A oferta de EAD no Ensino Médio foi um ponto polêmico durante a discussão das novas diretrizes educacionais no Brasil – e mesmo no período eleitoral, quando a proposta foi apresentada pelo presidente eleito, Jair Bolsonaro. Um dos argumentos contrários é que a modalidade fere o direito à convivência presencial, um dos direitos educacionais. Além disso, os críticos dizem que os cursos EAD podem contribuir para reduzir a qualidade do ensino.
O ministro da Educação, porém, se mostrou entusiasmado com a novidade. “Pode abrir muitas portas de possibilidades”, disse. “No Ensino Médio noturno, o aluno tem a questão do trânsito, tem uma série de problemas. Temos que dar opção, e o EAD pode ser uma modelagem possível, especialmente para atender essa demanda”, completou.
Soares disse, ainda, que os conselhos estaduais de educação ainda terão que definir como as diretrizes nacionais serão aplicadas. “O estado não quer usar, não usará. É opcional, dependerá da aprovação dos conselhos estaduais, que terão de normatizar e discutir com as redes as formas de atendimento ideal dentro de cada realidade”, explicou.
Qualidade
Para a professora Rita Tarcia, da Universidade Federal de São Paulo (Unifesp), a qualidade dos cursos EAD hoje no Brasil não pode ser dissociada da quantidade de ofertas e oportunidades para a formação profissional. O país ainda não oferece plataformas de Ensino Médio a distância, como foi aprovado pelo MEC.
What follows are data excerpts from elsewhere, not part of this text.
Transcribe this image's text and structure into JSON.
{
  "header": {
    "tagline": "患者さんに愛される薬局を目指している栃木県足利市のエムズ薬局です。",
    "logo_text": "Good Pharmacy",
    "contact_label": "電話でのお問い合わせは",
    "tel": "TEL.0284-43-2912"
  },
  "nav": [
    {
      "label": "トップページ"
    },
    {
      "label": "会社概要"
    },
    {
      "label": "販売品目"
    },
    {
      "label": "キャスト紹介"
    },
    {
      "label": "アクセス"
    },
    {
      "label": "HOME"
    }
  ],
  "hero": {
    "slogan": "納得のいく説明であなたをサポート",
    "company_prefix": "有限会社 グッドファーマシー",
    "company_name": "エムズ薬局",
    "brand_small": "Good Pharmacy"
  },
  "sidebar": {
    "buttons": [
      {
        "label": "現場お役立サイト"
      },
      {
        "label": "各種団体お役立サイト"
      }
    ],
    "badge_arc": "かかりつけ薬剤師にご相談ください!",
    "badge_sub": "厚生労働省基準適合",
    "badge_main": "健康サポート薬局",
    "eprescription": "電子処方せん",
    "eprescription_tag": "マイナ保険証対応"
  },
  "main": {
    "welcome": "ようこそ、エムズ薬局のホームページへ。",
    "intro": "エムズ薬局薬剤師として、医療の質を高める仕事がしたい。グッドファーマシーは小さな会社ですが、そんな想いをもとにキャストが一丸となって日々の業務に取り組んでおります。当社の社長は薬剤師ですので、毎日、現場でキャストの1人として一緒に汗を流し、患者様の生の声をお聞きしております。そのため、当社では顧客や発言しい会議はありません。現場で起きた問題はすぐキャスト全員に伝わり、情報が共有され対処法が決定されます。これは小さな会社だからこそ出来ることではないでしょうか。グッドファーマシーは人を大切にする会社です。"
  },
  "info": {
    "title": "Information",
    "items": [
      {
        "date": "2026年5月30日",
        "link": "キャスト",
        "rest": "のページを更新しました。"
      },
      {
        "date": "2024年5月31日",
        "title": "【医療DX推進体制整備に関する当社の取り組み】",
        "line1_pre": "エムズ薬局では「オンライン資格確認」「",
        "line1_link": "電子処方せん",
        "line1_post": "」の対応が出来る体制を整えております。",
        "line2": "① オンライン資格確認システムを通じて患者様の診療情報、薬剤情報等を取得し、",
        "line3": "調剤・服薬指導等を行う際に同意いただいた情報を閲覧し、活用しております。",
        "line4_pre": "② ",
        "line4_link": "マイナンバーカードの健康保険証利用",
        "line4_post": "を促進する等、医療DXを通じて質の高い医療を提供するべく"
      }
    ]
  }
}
Ou seja: mais pessoas estudando não significa que a educação melhorou. “Precisamos construir uma nova qualidade, como dizia o educador Paulo Freire, que consiga acolher a todos e a todas. Qualidade significa melhorar a vida das pessoas, de todas as pessoas. Na educação, a qualidade está ligada diretamente ao bem-viver de todas as nossas comunidades”, explica.
Tarcia foi uma das autoras das análises da situação do EAD no Brasil publicadas no último censo da Associação Brasileira de Ensino a Distância (Abed), em outubro.
Segundo ela, a qualidade do ensino na modalidade EAD se estabelece a partir de uma reunião de fatores que, articulados entre si, definem as condições favoráveis para a aprendizagem. “Todo o processo de um ensino a distância deve ser estudado para identificar e definir quais elementos comuns são significativos para a qualificação da prática educativa”, finaliza.